Еще не был принят королевский эдикт, по которому мясники были обязаны вывозить отходы своего ремесла за город, и пока они просто-напросто выбрасывали в канавы и на мостовую кости, жилы, обрезки и ненужную требуху. В мясных кучах рылись разжиревшие собаки и свиньи, бегали толстые крысы, роем звенели мясные мухи.

Таким он и запомнит этот день на всю жизнь, таким он и отложится у него в памяти, словно впечатавшись глубоко в его плоть, как клеймо, что раскаленным металлическим тавром выжигает палач на телах своих жертв – резкой смердящей вонью, от которой перехватывает горло, головокружением и острой болью в сердце от нахлынувших на него безысходной тоски и отчаяния.
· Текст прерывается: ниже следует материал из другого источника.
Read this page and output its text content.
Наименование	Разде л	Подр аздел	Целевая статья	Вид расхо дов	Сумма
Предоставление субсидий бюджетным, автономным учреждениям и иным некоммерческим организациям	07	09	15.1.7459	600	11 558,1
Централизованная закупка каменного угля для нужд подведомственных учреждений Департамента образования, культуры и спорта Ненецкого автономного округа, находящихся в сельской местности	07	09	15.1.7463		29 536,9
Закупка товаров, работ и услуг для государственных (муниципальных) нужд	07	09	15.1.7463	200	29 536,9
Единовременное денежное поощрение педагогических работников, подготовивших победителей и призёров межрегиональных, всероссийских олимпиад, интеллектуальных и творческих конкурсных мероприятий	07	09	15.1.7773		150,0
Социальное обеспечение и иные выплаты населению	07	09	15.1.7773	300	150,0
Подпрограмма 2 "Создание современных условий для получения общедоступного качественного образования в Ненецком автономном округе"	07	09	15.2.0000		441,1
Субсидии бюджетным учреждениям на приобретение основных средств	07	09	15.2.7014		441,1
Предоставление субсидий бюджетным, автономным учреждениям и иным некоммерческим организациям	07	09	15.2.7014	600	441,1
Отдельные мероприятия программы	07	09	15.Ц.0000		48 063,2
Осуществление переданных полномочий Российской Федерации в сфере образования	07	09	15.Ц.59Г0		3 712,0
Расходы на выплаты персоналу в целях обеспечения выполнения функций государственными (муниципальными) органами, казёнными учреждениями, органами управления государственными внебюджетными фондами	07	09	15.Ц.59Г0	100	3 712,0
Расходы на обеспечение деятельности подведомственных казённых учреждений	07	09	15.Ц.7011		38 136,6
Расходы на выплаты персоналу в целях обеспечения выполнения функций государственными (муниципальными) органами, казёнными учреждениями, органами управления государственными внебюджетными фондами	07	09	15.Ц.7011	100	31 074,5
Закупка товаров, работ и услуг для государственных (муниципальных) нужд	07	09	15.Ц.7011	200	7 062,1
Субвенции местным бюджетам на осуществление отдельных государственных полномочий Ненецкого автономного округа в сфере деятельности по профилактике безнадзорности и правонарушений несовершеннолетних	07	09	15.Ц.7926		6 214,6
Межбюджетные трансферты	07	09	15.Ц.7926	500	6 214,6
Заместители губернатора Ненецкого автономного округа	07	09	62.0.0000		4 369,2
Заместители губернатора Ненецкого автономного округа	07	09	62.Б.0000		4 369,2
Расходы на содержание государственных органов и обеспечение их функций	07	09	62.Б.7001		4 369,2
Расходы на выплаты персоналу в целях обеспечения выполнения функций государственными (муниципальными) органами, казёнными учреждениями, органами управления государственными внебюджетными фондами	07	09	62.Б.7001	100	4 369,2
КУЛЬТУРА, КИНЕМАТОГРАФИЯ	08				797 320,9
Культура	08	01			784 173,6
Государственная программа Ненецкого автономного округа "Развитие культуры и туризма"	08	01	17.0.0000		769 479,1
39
И всякий раз, вспоминая об этом дне, несмотря на бессчетное количество прожитых им лет, его горло будет сдавливать судорожный спазм, от которого нет спасения, как от веревки палача.
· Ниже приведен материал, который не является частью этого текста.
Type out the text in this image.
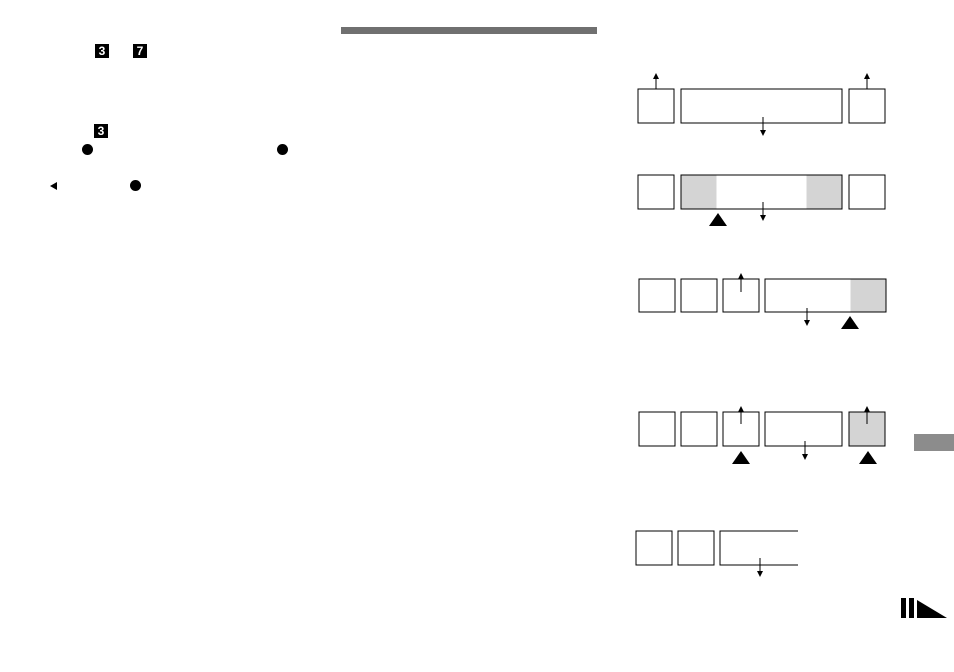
3	7
3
Своих настоящих родителей он никогда не помнил, они умерли от чумы, когда ему не исполнилось и двух лет. Болезненного малыша взяла из сострадания к себе его тетка Антуанетта, младшая сестра матери. Но через несколько лет новая эпидемия не пощадила и ее. Все, что осталось в его детской памяти – это добрые голубые глаза его тетки на худом, изможденном лице. Ей самой в ту пору не было и двадцати.

После ее смерти с семи лет домом для мальчишки стало старое кладбище Невинных Младенцев. В ватаге нищенствующих голодных беспризорников он был самым младшим, самым слабым, а значит – вечно битым и самым голодным волчонком.
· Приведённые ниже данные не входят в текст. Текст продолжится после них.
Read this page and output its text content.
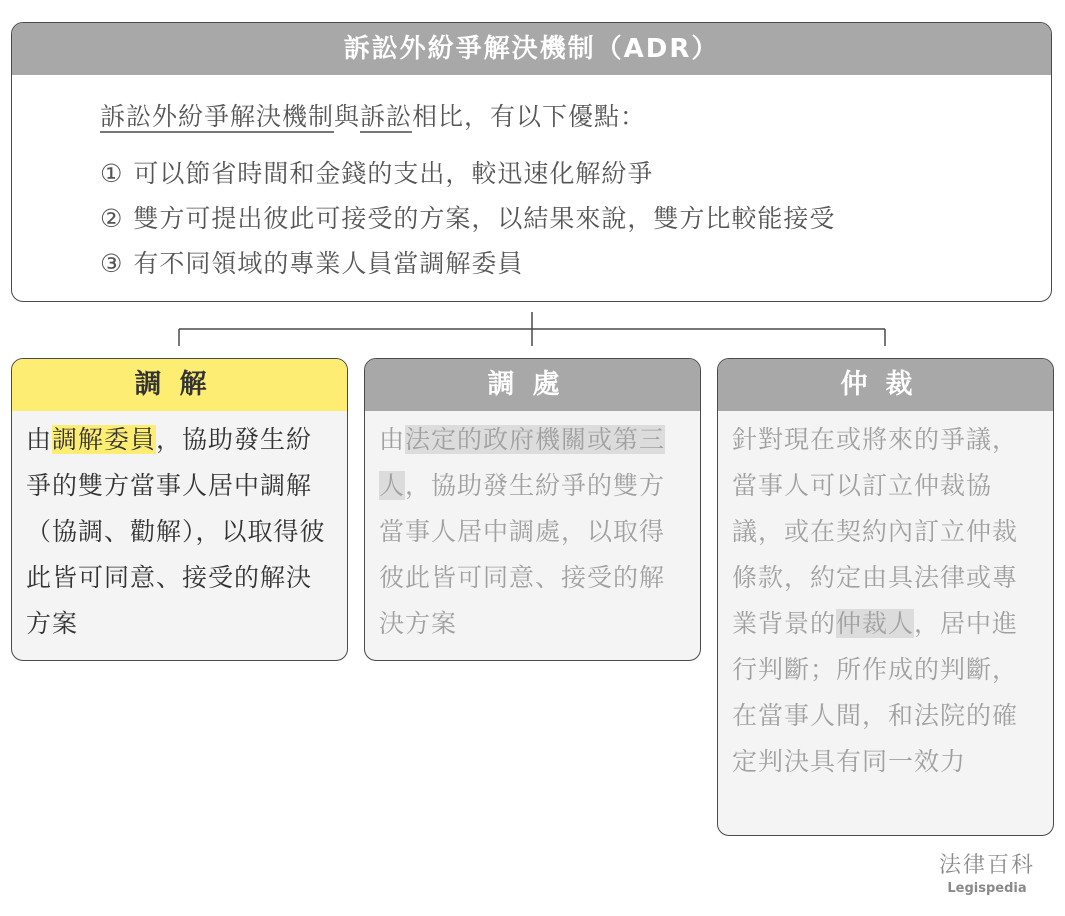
訴訟外紛爭解決機制（ADR）
訴訟外紛爭解決機制與訴訟相比，有以下優點：
① 可以節省時間和金錢的支出，較迅速化解紛爭
② 雙方可提出彼此可接受的方案，以結果來說，雙方比較能接受
③ 有不同領域的專業人員當調解委員
調解
由調解委員，協助發生紛爭的雙方當事人居中調解（協調、勸解），以取得彼此皆可同意、接受的解決方案
調處
由法定的政府機關或第三人，協助發生紛爭的雙方當事人居中調處，以取得彼此皆可同意、接受的解決方案
仲裁
針對現在或將來的爭議，當事人可以訂立仲裁協議，或在契約內訂立仲裁條款，約定由具法律或專業背景的仲裁人，居中進行判斷；所作成的判斷，在當事人間，和法院的確定判決具有同一效力
法律百科
Legispedia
На его глазах толпы бедных и неимущих из разоренных войнами и неурожаями провинций стремились в Париж в поисках куска хлеба. Но и в Париже не было для них места. Рано или поздно часть из них – те, кто выживали – опускались окончательно, становились профессиональными нищими и жили только подаянием. А выжить, побираясь под окнами парижских домов, было целым искусством, которым не каждому было дано овладеть, но эту науку юный Жан-Пьер познал в совершенстве.